A l'issue du processus, nous aurons un document de référence qui fixera les priorités de recherche pour les 5 prochaines années, qui sera la clef de voûte de la politique scientifique de la France.
Que contiendra ce document ?
Le document décrira les forces et faiblesses de notre recherche publique et privée. Il définira au vu de ce constat les grandes orientations de recherche qui doivent être renforcées. Ces conclusions seront le fruit des réflexions des 9 groupes de travail qui ont déjà commencé à se réunir. Chaque groupe est chargé d'un secteur disciplinaire ou d'une thématique transversale : sciences du vivant, de l'environnement , des matériaux, ... dans leur contexte européen et mondial. Un groupe est particulièrement dédié à l'innovation : comment développer les PME innovantes ? comment renforcer l'interaction entre les entreprises et les chercheurs ? La réflexion de tous ces groupes se fera autour des grands défis sociétaux auxquels la recherche doit répondre : santé , qualité de vie, énergie et développement durable, ...
Décidément l'Etat est de retour. Vous voulez piloter la recherche ?

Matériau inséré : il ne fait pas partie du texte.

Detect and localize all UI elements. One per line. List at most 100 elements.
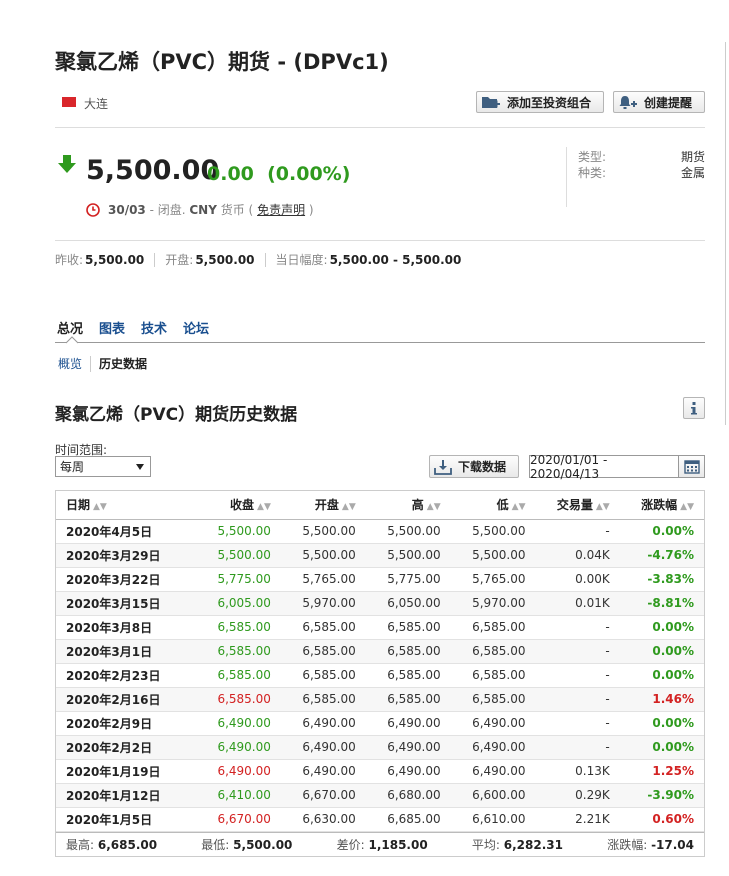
column-header-label: 涨跌幅 (641, 498, 678, 513)
cell-close: 6,585.00 (196, 639, 281, 664)
category-label: 种类: (578, 166, 607, 180)
table-summary: 最高: 6,685.00 最低: 5,500.00 差价: 1,185.00 平… (56, 831, 704, 856)
price-change-percent: (0.00%) (267, 163, 351, 185)
tab-technical[interactable]: 技术 (141, 318, 167, 337)
tab-overview[interactable]: 总况 (57, 318, 83, 337)
cell-change: -4.76% (619, 543, 704, 568)
cell-date: 2020年3月1日 (56, 639, 196, 664)
table-row: 2020年1月12日 6,410.00 6,670.00 6,680.00 6,600.… (56, 783, 704, 808)
table-row: 2020年3月29日 5,500.00 5,500.00 5,500.00 5,500.… (56, 543, 704, 568)
cell-volume: 0.04K (535, 543, 620, 568)
cell-low: 5,765.00 (450, 567, 536, 592)
subtab-historical-data[interactable]: 历史数据 (99, 355, 147, 372)
cell-high: 6,585.00 (365, 639, 451, 664)
cell-low: 6,585.00 (450, 687, 536, 712)
column-header-label: 低 (496, 498, 509, 513)
cell-close: 6,410.00 (196, 783, 281, 808)
cell-high: 6,050.00 (365, 591, 451, 616)
separator (264, 252, 266, 267)
column-header-low[interactable]: 低 ▲▼ (450, 491, 536, 520)
download-icon (434, 459, 452, 475)
cell-date: 2020年1月12日 (56, 783, 196, 808)
sort-icon: ▲▼ (341, 502, 356, 513)
column-header-high[interactable]: 高 ▲▼ (365, 491, 451, 520)
cell-volume: - (535, 519, 620, 544)
table-row: 2020年2月2日 6,490.00 6,490.00 6,490.00 6,490.0… (56, 735, 704, 760)
cell-volume: - (535, 663, 620, 688)
cell-date: 2020年4月5日 (56, 519, 196, 544)
cell-close: 6,490.00 (196, 735, 281, 760)
main-tabs: 总况 图表 技术 论坛 (57, 318, 225, 337)
cell-volume: 0.01K (535, 591, 620, 616)
cell-date: 2020年1月5日 (56, 807, 196, 832)
section-title: 聚氯乙烯（PVC）期货历史数据 (55, 405, 298, 425)
cell-close: 6,490.00 (196, 759, 281, 784)
cell-high: 5,500.00 (365, 519, 451, 544)
divider (55, 127, 705, 128)
cell-open: 5,500.00 (280, 519, 366, 544)
column-header-date[interactable]: 日期 ▲▼ (56, 491, 196, 520)
column-header-volume[interactable]: 交易量 ▲▼ (535, 491, 620, 520)
cell-high: 6,585.00 (365, 615, 451, 640)
summary-high-label: 最高: (66, 837, 95, 852)
cell-change: 1.25% (619, 759, 704, 784)
cell-change: -8.81% (619, 591, 704, 616)
create-alert-label: 创建提醒 (644, 95, 693, 110)
summary-avg-value: 6,282.31 (503, 837, 563, 852)
summary-change: 涨跌幅: -17.04 (607, 836, 694, 853)
table-row: 2020年1月5日 6,670.00 6,630.00 6,685.00 6,610.0… (56, 807, 704, 832)
column-header-change[interactable]: 涨跌幅 ▲▼ (619, 491, 704, 520)
cell-high: 5,500.00 (365, 543, 451, 568)
cell-high: 6,490.00 (365, 759, 451, 784)
market-status: 30/03 - 闭盘. CNY 货币 ( 免责声明 ) (86, 201, 314, 218)
calendar-icon (683, 459, 700, 474)
tab-forum[interactable]: 论坛 (183, 318, 209, 337)
calendar-button[interactable] (678, 455, 705, 478)
cell-open: 5,500.00 (280, 543, 366, 568)
separator (90, 355, 92, 372)
divider (55, 240, 705, 241)
summary-avg-label: 平均: (471, 837, 500, 852)
cell-open: 6,585.00 (280, 687, 366, 712)
summary-change-label: 涨跌幅: (607, 837, 648, 852)
cell-low: 6,490.00 (450, 711, 536, 736)
column-header-label: 日期 (66, 498, 91, 513)
info-button[interactable] (683, 397, 705, 419)
summary-avg: 平均: 6,282.31 (472, 836, 563, 853)
status-text: - 闭盘. (145, 203, 190, 217)
separator (154, 252, 156, 267)
column-header-close[interactable]: 收盘 ▲▼ (196, 491, 281, 520)
add-to-portfolio-button[interactable]: 添加至投资组合 (476, 91, 604, 113)
cell-open: 6,490.00 (280, 759, 366, 784)
cell-volume: - (535, 711, 620, 736)
summary-low-label: 最低: (201, 837, 230, 852)
cell-date: 2020年3月29日 (56, 543, 196, 568)
cell-low: 6,490.00 (450, 759, 536, 784)
cell-open: 6,490.00 (280, 735, 366, 760)
column-header-open[interactable]: 开盘 ▲▼ (280, 491, 366, 520)
subtab-overview[interactable]: 概览 (58, 355, 82, 372)
cell-volume: 0.00K (535, 567, 620, 592)
disclaimer-link[interactable]: 免责声明 (257, 201, 305, 218)
sort-icon: ▲▼ (257, 502, 271, 513)
cell-low: 6,585.00 (450, 663, 536, 688)
date-range-input[interactable]: 2020/01/01 - 2020/04/13 (529, 453, 679, 481)
cell-high: 6,490.00 (365, 735, 451, 760)
cell-close: 5,500.00 (196, 543, 281, 568)
cell-date: 2020年3月22日 (56, 567, 196, 592)
cell-volume: - (535, 735, 620, 760)
cell-low: 6,585.00 (450, 639, 536, 664)
open-value: 5,500.00 (195, 252, 255, 267)
interval-select[interactable]: 每周 (55, 456, 151, 477)
sub-tabs: 概览 历史数据 (58, 355, 147, 372)
download-data-label: 下载数据 (458, 460, 507, 474)
create-alert-button[interactable]: 创建提醒 (613, 91, 705, 113)
cell-low: 5,970.00 (450, 591, 536, 616)
tab-chart[interactable]: 图表 (99, 318, 125, 337)
sort-icon: ▲▼ (426, 502, 441, 513)
cell-high: 6,685.00 (365, 807, 451, 832)
open-label: 开盘: (165, 253, 194, 267)
sort-icon: ▲▼ (511, 502, 526, 513)
download-data-button[interactable]: 下载数据 (429, 455, 519, 478)
cell-change: 0.00% (619, 639, 704, 664)
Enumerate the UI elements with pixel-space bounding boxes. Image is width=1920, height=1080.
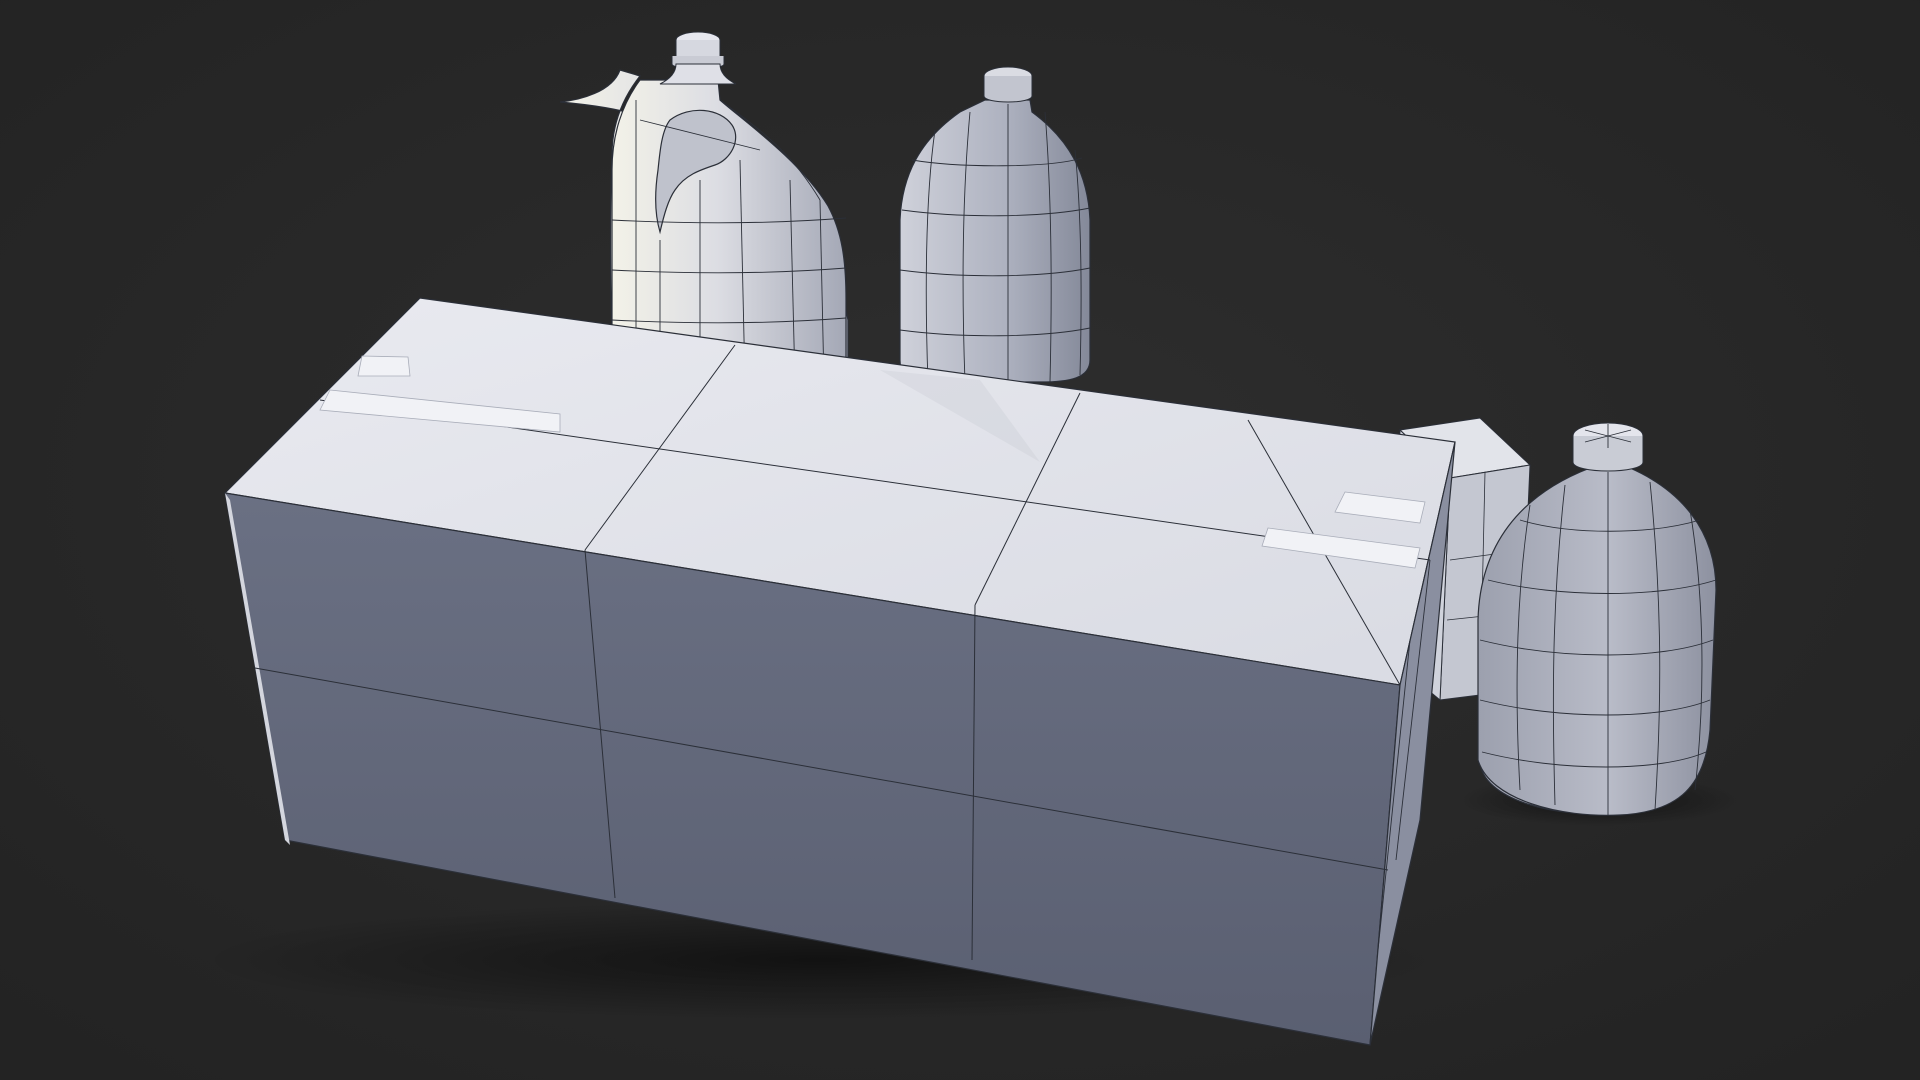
render-viewport xyxy=(0,0,1920,1080)
scene-canvas xyxy=(0,0,1920,1080)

Non, notre rôle est de réunir tous les acteurs pour qu'à partir de leur regard croisé, nous définissions ensemble les grandes priorités de recherche. Le comité de pilotage est constitué de chercheurs, parlementaires, chefs d'entreprise de toutes tailles .... Avant le lancement officiel, des contacts informels ont eu lieu et le résultat est déjà extraordinaire : une meilleure compréhension mutuelle. Ces personnes ne se sont jamais parlé jusque-là sans l'interface de l'administration. En fonction des résultats de ce travail, le ministère de la recherche saura où doit intervenir le financement public. Nous aurons les moyens pour hiérarchiser nos interventions. Nous avons trop fonctionné par focus successifs, en fonction de l'actualité. A l'issue de ces travaux, les chercheurs et les entreprises auront une feuille de route pour les 5 ans à venir. Cela va améliorer leur travail et cela aura des retombées pour tous.
Est-ce une demande des entreprises ?
Tous les grands chefs d'entreprise que je rencontre me disent la même chose : nous n'avons pas une assez bonne idée de la recherche effectuée dans les organismes et les universités. La méconnaissance est telle qu'un industriel a par exemple mis plus de six mois pour trouver la bonne équipe de recherche universitaire sur la pile électrique. Autre exemple : Axa a créée un fonds pour la recherche et l'enseignement supérieur. Or, très peu de chercheurs savent que leur recherche peut intéresser Axa qui finance des projets en matière d'inondations ou de réchauffement climatique, pour mieux appréhender les risques.